Movie alum Justin Bartha costars in this diverse and mostly funny bro comedy

Cooper Barrett's Guide to Surviving Life

Fox’s new sitcom “Cooper Barrett’s Guide to Surviving Life” celebrates bro bonding much the way “Entourage” and the “Hangover” franchise did but with one noteworthy exception — women are actually in on the fun.

Instead of being nags or props, the female costars on this series, which debuts Sunday night, are just as fleshed out and funny as their male counterparts, and the comedy is all the better for it.

Cooper (Jack Cutmore-Scott, “Kingsman: The Secret Service”) is a post-college millennial who shares an apartment and a number of insane predicaments with his two best pals. Determined to reclaim his lost youth, Cooper’s older brother Josh (Justin Bartha, “Hangover”) often tags along and bails out the gang. In the first four episodes alone, the quartet battles a kidnapping, a stolen flat-screen TV and cellphone, two car accidents, a rent money shortage, a drug trial gone wrong, and a tow-truck conundrum.

But Kelly (Meaghan Rath), Cooper’s neighbor and the object of his desire, and Josh’s wife Leslie (Liza Lapira, “Super Fun Night”) have a fair share of humorous pratfalls too, including a menage a trois misunderstanding, an invitation to an ex’s wedding and a karaoke bar brawl.
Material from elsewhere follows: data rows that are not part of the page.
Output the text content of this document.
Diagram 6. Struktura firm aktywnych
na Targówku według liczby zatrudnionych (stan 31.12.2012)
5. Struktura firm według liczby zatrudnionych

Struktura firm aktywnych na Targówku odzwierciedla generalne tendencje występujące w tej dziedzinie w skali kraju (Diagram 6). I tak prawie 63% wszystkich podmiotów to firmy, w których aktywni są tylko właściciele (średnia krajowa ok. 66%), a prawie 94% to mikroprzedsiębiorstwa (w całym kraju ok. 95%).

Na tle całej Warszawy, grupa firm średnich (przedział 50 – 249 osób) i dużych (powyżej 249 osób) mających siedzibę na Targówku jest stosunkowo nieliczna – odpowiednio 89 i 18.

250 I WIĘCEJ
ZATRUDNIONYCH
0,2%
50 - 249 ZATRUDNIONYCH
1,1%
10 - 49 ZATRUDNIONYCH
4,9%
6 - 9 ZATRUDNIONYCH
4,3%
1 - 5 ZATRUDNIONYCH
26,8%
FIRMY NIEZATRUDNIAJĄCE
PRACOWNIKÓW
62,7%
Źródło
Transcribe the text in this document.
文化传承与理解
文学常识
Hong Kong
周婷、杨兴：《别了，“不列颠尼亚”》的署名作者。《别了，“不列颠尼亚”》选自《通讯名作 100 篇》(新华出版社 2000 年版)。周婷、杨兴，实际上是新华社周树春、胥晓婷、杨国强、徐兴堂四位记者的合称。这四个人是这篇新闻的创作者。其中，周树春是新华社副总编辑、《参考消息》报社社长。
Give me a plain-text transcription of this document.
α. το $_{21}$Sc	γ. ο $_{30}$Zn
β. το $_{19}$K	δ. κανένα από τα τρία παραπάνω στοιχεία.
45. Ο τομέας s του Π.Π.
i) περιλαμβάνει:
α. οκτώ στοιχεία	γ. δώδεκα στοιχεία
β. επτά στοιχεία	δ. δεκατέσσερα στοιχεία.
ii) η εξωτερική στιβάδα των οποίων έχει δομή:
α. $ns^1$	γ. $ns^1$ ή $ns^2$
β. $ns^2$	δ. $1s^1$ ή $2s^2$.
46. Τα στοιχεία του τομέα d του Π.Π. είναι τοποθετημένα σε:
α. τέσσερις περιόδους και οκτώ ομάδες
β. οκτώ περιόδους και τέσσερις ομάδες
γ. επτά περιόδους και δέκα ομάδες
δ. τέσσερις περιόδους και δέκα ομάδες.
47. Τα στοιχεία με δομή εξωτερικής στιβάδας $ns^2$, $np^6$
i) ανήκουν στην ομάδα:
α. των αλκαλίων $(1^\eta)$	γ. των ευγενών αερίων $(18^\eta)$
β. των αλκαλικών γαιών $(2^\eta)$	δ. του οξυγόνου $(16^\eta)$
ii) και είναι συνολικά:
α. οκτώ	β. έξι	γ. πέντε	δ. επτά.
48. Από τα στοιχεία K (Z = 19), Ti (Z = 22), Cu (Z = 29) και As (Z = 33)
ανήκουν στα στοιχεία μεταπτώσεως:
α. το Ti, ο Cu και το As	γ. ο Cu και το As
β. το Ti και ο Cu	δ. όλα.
Credit co-executive producer Gail Berman or Fox’s development team, but the audacity to include self-actualized women in a bro comedy makes “Cooper Barrett’s Guide to Surviving Life” refreshingly more akin to “New Girl” than “Hangover.”

The fact that both actresses are Asian and that Cooper’s buddy Barry (James Earl of “Glee”) is African American is also wonderfully inclusive but subtle. Barry, for instance, often sports a Frederick Douglass T-shirt, possesses a lucrative family recipe and challenges a couple of white partygoers when they ask a racially offensive question.

But he’s also an awkward eccentric who thinks Gru actually stole the moon in “Despicable Me.” Charlie Saxton (“Hung”), meanwhile, appeals as the group’s lovable nerd Neal and Cutmore-Scott is just the right amount of handsome but goofy as Cooper.

Unfortunately for Bartha, he is pretty much playing the same role he did in “Hangover” with a slight Ari Gold gleam in his eye. More of a stick-in-the-mud lawyer than the party starter, Josh constantly complains that his little brother needs to get his life together all the while reveling in his ability to save the day. If the show is lucky enough to stick around, Josh will have to become either less available or more accepting.

If Fox wants “Cooper Barrett’s Guide to Surviving Life” to survive, execs should consider removing it from the Sunday night roster and pairing it with “New Girl” on Tuesdays, because of its tone and target audience. Until then, hopefully bros and the people who love them will discover the show and watch it as it gets better with each week.

“Cooper Barrett’s Guide to Surviving Life” debuts Sunday Jan. 3 at 8:30 pm ET on Fox.